Co-ordination between public and private sectors is key to tackling the coronavirus, says WTTC

Co-operation between public and private sectors within Travel & Tourism is essential to mitigating the impact of the coronavirus, according to the World Travel & Tourism Council. The call from Gloria Guevara, President & CEO of World Travel & Tourism Council (WTTC), follows the World Health Organization’s (WHO) declaration of coronavirus (2019-nCoV) as a Public Health Emergency of International Concern. Ms. Guevara, former Tourism Minister of Mexico, was closely involved in 2010 with the aftermath, and then recovery, of the Mexican outbreak of the H1N1 influenza virus in 2009, which led to fatalities and a significant impact on the country’s economy.

The move from WTTC comes as airlines around the world, including leading carriers such as United Airlines, Delta Air Lines, Lufthansa, Air France, British Airways and Virgin Atlantic, suspended flights to mainland China to help contain the spread of the virus. Major hotels groups such as Hilton and Accor have also taken action, offering customers free cancellations at a number of hotels within Greater China.

Gloria Guevara, WTTC President & CEO, said: “Combatting the spread of the coronavirus is absolutely crucial and the global Travel & Tourism sector has a vital part to play. As expected, the private sector has stepped up to offer its support and come together during this crisis by putting people before profits. “It has helped curtail travel in affected areas, with airlines cancelling flights and hotels suspending reservations. Meanwhile, travel providers have offset the impact on customers by providing full refunds to people who want them and future flexible travel options to those looking to travel at a later date.

“The public and private sectors working in tandem is essential to helping contain the spread of this new virus strain and protecting the public. The resilience of the private sector is shown in its determination to overcome whatever challenges are thrown its way to minimise the economic impact of such events. But there is always more that can be done in what is a rapidly changing situation. “Information sharing is vital. We would urge even closer cooperation between public and private sectors, not only in China but further afield, across Asia Pacific, Europe, Africa and the Americas. Rapid action can help limit lasting damage and the economic impact on the global Travel & Tourism sector, an industry that generates 10.4% (US$8.8 trillion) to global GDP.”

WTTC says previous viral outbreaks show how devastating their effect can be. The worldwide economic impact of H1N1 was estimated at up to US$55 billion, with the loss to the Mexican tourism industry valued at US$5 billion after the 2009 outbreak. A similar economic impact affected China, Hong Kong, Singapore and Canada after the 2003 SARS outbreak, damaging the global Travel & Tourism sector by between US$30 and US$50 billion. China alone suffered a 25% reduction of tourism GDP and a loss of 2.8 million jobs. Analysis of previous major viral epidemics by experts from WTTC, shows that the average recovery time for visitor numbers to a destination was 19.4 months, but with the right response and management could recover in as little as 10 months.

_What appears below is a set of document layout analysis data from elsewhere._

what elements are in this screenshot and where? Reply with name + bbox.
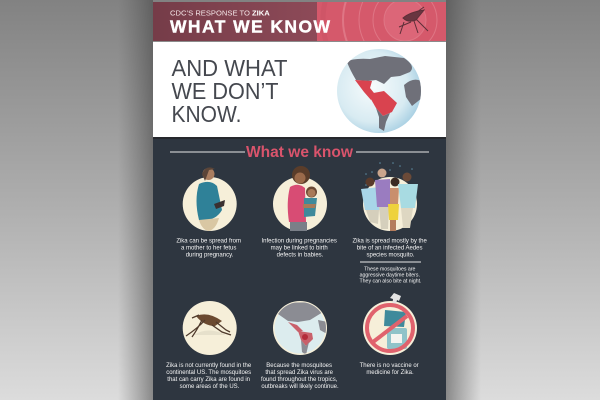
icon: group of people (361, 162, 418, 231)
intro heading (172, 55, 288, 127)
text: found throughout the tropics, (261, 377, 338, 383)
item: pregnant woman (176, 167, 243, 258)
text: some areas of the US. (180, 384, 240, 390)
intro heading: KNOW. (172, 101, 242, 127)
text: medicine for Zika. (366, 370, 414, 376)
intro heading: AND WHAT (172, 55, 288, 81)
icon: globe map (337, 49, 423, 133)
panel: white intro band (153, 42, 446, 137)
item: globe spread (261, 301, 339, 390)
text: Infection during pregnancies (261, 238, 337, 244)
text: defects in babies. (277, 252, 324, 258)
note: They can also bite at night. (360, 278, 422, 284)
text: There is no vaccine or (360, 363, 419, 369)
icon: mother and child (273, 166, 327, 231)
text: outbreaks will likely continue. (261, 384, 339, 390)
text: a mother to her fetus (181, 246, 236, 252)
panel: what we know (153, 137, 446, 400)
text: bite of an infected Aedes (357, 246, 423, 252)
icon: mosquito in header (399, 7, 428, 34)
text: may be linked to birth (271, 246, 328, 252)
icon: no vaccine (363, 293, 417, 355)
text: continental US. The mosquitoes (166, 370, 251, 376)
item: group of people (352, 162, 429, 284)
text: that can carry Zika are found in (167, 377, 250, 383)
section heading with rules: What we know (246, 144, 354, 161)
header title: WHAT WE KNOW (170, 16, 330, 36)
subtitle text: CDC’S RESPONSE TO ZIKA (170, 8, 270, 18)
note: These mosquitoes are (364, 266, 416, 272)
text: species mosquito. (366, 252, 415, 258)
text: Because the mosquitoes (266, 363, 332, 369)
intro heading: WE DON’T (172, 78, 278, 104)
item: mother and child (261, 166, 339, 258)
item: mosquito (166, 301, 253, 390)
text: during pregnancy. (186, 252, 234, 258)
icon: pregnant woman (183, 167, 237, 231)
icon: small globe (273, 301, 328, 355)
note: aggressive daytime biters. (360, 272, 420, 278)
text: Zika can be spread from (176, 238, 241, 244)
item: no vaccine (360, 293, 420, 376)
panel: header banner (153, 2, 446, 41)
icon: mosquito (183, 301, 237, 355)
text: Zika is spread mostly by the (352, 238, 428, 244)
text: that spread Zika virus are (265, 370, 334, 376)
text: Zika is not currently found in the (166, 363, 252, 369)
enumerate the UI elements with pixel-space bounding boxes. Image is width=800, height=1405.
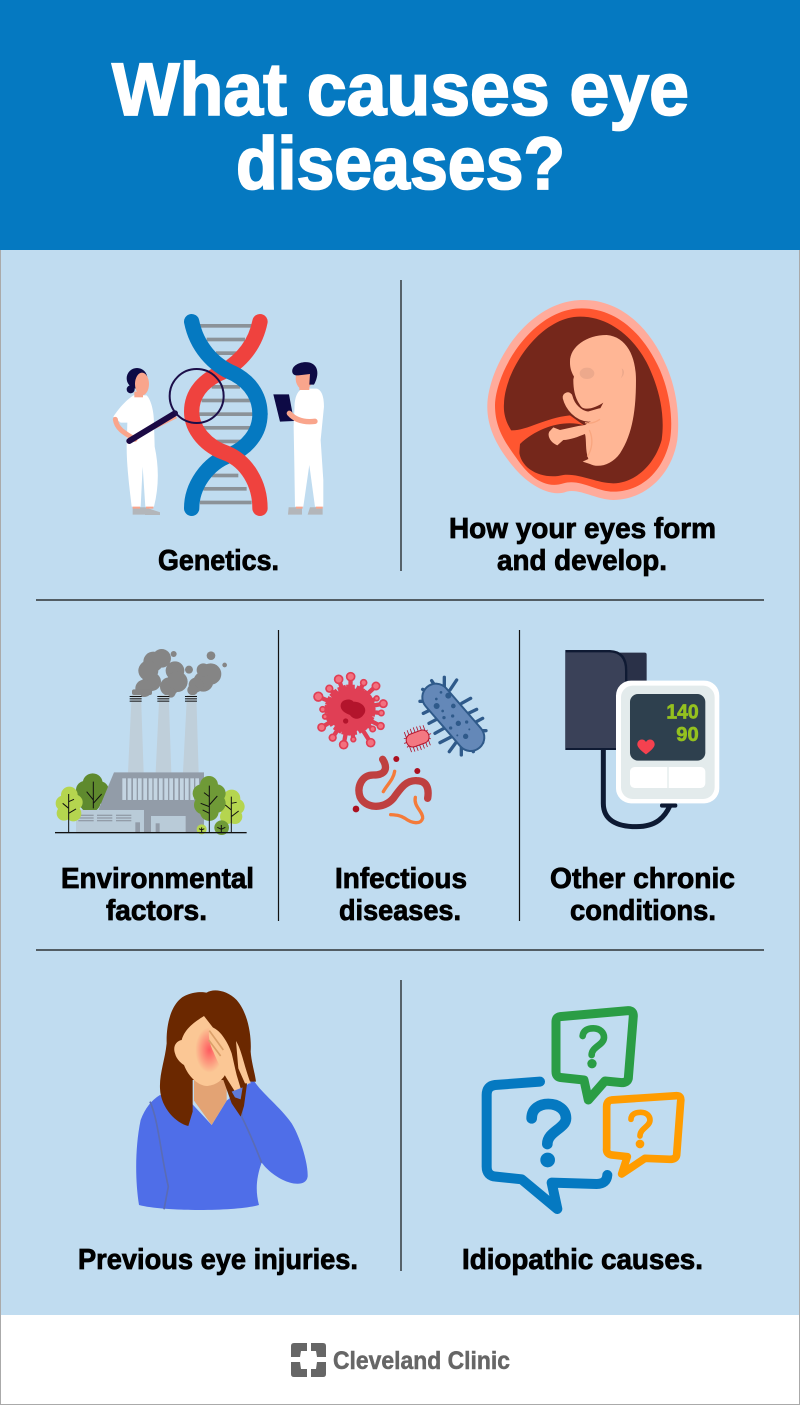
logo: Cleveland Clinic: Cleveland Clinic [333, 1347, 510, 1375]
logo: Cleveland Clinic [291, 1343, 510, 1377]
icon: embryo [487, 300, 678, 500]
heading: environmental factors [61, 863, 254, 927]
icon: DNA helix with two scientists [113, 322, 324, 515]
heading: environmental factors: factors. [106, 895, 207, 927]
heading: infectious diseases: Infectious [335, 863, 467, 895]
heading: genetics: Genetics. [158, 545, 279, 577]
icon: woman holding her injured eye [136, 990, 308, 1210]
title banner [0, 0, 800, 250]
heading: how your eyes form and develop: How your eyes form [449, 513, 716, 545]
icon: Cleveland Clinic cross mark [291, 1343, 326, 1377]
panel: genetics [113, 322, 324, 577]
heading: infectious diseases [335, 863, 467, 927]
reading: 140 over 90 [666, 702, 699, 746]
heading: idiopathic causes: Idiopathic causes. [462, 1244, 703, 1276]
title banner: What causes eye [112, 48, 689, 131]
panel: eye formation [449, 300, 716, 577]
heading: other chronic conditions: conditions. [570, 895, 716, 927]
icon: blood pressure monitor [565, 650, 719, 827]
panel: previous eye injuries [78, 990, 358, 1276]
panel: infectious diseases [314, 673, 486, 927]
heading: other chronic conditions: Other chronic [550, 863, 735, 895]
panel: other chronic conditions [550, 650, 735, 927]
heading: other chronic conditions [550, 863, 735, 927]
heading: how your eyes form and develop: and develop. [497, 545, 667, 577]
heading: environmental factors: Environmental [61, 863, 254, 895]
heading: how your eyes form and develop [449, 513, 716, 577]
heading: previous eye injuries: Previous eye injuries. [78, 1244, 358, 1276]
icon: factory with smoke and trees [55, 649, 247, 835]
icon: three speech bubbles with question marks [487, 1011, 681, 1209]
panel: idiopathic causes [462, 1011, 703, 1276]
icon: virus, bacteria and worms [314, 673, 486, 823]
reading: 140 over 90: 90 [676, 724, 699, 746]
reading: 140 over 90: 140 [666, 702, 699, 724]
title banner: diseases? [236, 122, 565, 205]
panel: environmental factors [55, 649, 254, 927]
heading: infectious diseases: diseases. [339, 895, 461, 927]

Many lessons have been learned since the 2003 outbreak, which have been implemented recently to stem the spread of the virus. WTTC supports WHO recommendations for travellers, and the general public, to reduce exposure to and transmission of a range of illnesses including frequent hand cleaning; covering mouth and nose with flexed elbow when sneezing or coughing; avoid close contact with anyone who has a fever and cough; avoid direct, unprotected contact with live animals as well as the consumption of raw or undercooked animal products.